2. Falando da UE, faz sentido falar do PRR. Estando em execução há mais de um ano, pergunta-se: o que é que realmente está aprovado e pago?
• Valor total do PRR: 16,6 MM Euros
• Valor aprovado até agora: 4,2 MM Euros
• Valor efetivamente pago: 424 milhões Euros
• Uma conclusão se impõe tirar: o valor efetivamente pago, aquele que chega efetivamente à economia é ainda muito reduzido.

3. Finalmente, quais os grandes destinos das verbas já aprovadas?
• 99,4% dos montantes já aprovados foram para o setor público: Estado, autarquias locais, universidades, outras escolas;
• Só 0,8% dos valores aprovados foram para empresas, famílias e IPSS.
• Há um apoio esmagador para o setor público. Até ao momento, as empresas receberam apenas 100 mil euros. É um sinal muito negativo.

INFLUÊNCIA POLÍTICA DA GUERRA


1. Primeiro: a vantagem de uma maioria absoluta. Pensando em termos nacionais e não partidários, há que dizer: o país teve sorte em ter uma maioria absoluta. Imagine-se o que seria ter agora um governo da geringonça: o PS de um lado; o PCP do outro lado da barricada.
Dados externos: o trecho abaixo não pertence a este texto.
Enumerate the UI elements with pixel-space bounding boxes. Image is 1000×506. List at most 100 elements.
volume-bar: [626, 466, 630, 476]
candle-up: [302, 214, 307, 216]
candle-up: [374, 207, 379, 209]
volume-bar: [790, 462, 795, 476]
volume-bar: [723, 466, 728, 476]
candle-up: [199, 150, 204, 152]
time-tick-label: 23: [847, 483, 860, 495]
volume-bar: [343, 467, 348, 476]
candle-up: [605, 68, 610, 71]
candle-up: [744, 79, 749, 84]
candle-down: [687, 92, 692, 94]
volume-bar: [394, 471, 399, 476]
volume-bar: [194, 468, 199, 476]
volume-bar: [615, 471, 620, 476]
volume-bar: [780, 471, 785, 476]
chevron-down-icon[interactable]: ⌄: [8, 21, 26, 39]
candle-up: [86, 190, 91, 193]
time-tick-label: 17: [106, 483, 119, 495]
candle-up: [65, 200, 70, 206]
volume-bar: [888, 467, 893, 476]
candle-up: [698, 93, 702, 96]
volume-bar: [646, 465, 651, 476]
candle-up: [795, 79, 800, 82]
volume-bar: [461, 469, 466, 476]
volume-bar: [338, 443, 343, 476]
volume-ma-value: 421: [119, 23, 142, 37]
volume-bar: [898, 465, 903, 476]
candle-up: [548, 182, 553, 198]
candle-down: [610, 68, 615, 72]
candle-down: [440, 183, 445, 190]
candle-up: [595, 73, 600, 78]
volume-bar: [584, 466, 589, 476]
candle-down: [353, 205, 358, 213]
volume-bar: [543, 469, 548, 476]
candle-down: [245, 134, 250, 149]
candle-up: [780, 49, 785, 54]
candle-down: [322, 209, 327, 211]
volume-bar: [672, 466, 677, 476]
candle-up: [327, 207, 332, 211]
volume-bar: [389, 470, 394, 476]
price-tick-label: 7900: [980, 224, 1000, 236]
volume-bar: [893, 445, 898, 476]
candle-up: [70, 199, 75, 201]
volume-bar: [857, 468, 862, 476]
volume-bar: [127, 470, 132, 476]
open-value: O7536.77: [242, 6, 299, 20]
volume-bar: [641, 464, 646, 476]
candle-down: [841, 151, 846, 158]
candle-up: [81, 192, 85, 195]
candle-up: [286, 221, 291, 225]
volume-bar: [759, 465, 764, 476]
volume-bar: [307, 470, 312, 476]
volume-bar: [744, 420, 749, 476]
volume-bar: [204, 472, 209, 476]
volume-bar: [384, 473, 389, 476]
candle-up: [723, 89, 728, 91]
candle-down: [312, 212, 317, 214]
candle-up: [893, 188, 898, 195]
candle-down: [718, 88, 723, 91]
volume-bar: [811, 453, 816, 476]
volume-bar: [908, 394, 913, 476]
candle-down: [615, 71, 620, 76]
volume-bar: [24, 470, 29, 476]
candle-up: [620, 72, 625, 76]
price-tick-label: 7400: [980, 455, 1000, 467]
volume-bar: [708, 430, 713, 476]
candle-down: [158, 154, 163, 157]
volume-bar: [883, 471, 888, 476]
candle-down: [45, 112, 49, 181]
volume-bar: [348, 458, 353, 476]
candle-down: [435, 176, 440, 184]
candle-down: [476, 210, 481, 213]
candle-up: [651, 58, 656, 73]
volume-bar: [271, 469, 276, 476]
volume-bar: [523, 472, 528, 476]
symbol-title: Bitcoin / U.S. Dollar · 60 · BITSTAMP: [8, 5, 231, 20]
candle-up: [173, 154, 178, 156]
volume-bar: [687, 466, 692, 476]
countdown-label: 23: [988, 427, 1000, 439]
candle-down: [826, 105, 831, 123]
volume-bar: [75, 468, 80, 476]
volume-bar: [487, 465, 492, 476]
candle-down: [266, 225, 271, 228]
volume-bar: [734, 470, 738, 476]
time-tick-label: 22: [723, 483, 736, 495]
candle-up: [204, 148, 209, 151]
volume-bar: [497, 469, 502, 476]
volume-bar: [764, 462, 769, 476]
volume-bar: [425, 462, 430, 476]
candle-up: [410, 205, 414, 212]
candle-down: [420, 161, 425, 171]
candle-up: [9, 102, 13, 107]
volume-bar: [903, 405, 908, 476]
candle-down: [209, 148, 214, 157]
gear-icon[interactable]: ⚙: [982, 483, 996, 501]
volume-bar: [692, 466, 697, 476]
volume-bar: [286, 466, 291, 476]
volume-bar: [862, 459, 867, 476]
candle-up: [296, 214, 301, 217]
Seria um fator de instabilidade.

2. Segundo: os benefícios para o Governo. Para o Governo, no imediato, esta situação é politicamente confortável. Ocupa praticamente todo o espaço mediático; ninguém o culpa pela guerra; em tempo de crise as pessoas não gostam de aventuras; tem agido com prudência e espírito de diálogo- Mas, a seguir, o novo Governo PS tem pela frente um desafio que não esperava:
• Vai ter de fazer um novo OE. O OE que estava previsto, está desatualizado. Vai ser revisto em baixa. Acredito que no CE de amanhã o PM antecipe as principais alterações a fazer. Mas tem uma folga importante: o défice orçamental de 2021 vai ficar em 2,9% do PIB. Bem abaixo dos 4,3% que estavam previstos. Uma boa ajuda para um novo OE com menor crescimento económico.

3. Terceiro: a oposição.
• O PCP, com a posição que tomou sobre a Rússia, está a fazer tudo, com grande talento, para chegar ao estado de esvaziamento a que chegou o CDS.
• O Chega e a IL, ganhadores que foram das últimas eleições, são os que mais perdem com esta situação. Perderam espaço político e mediático na altura em que dele mais precisavam para potenciar a força dos seus resultados eleitorais.
• O PSD, com ou sem guerra, neste momento não conta. Está num vazio. Em situação de pousio político. Só terá líder em Julho e só lá para Setembro, depois das férias, voltará a fazer oposição.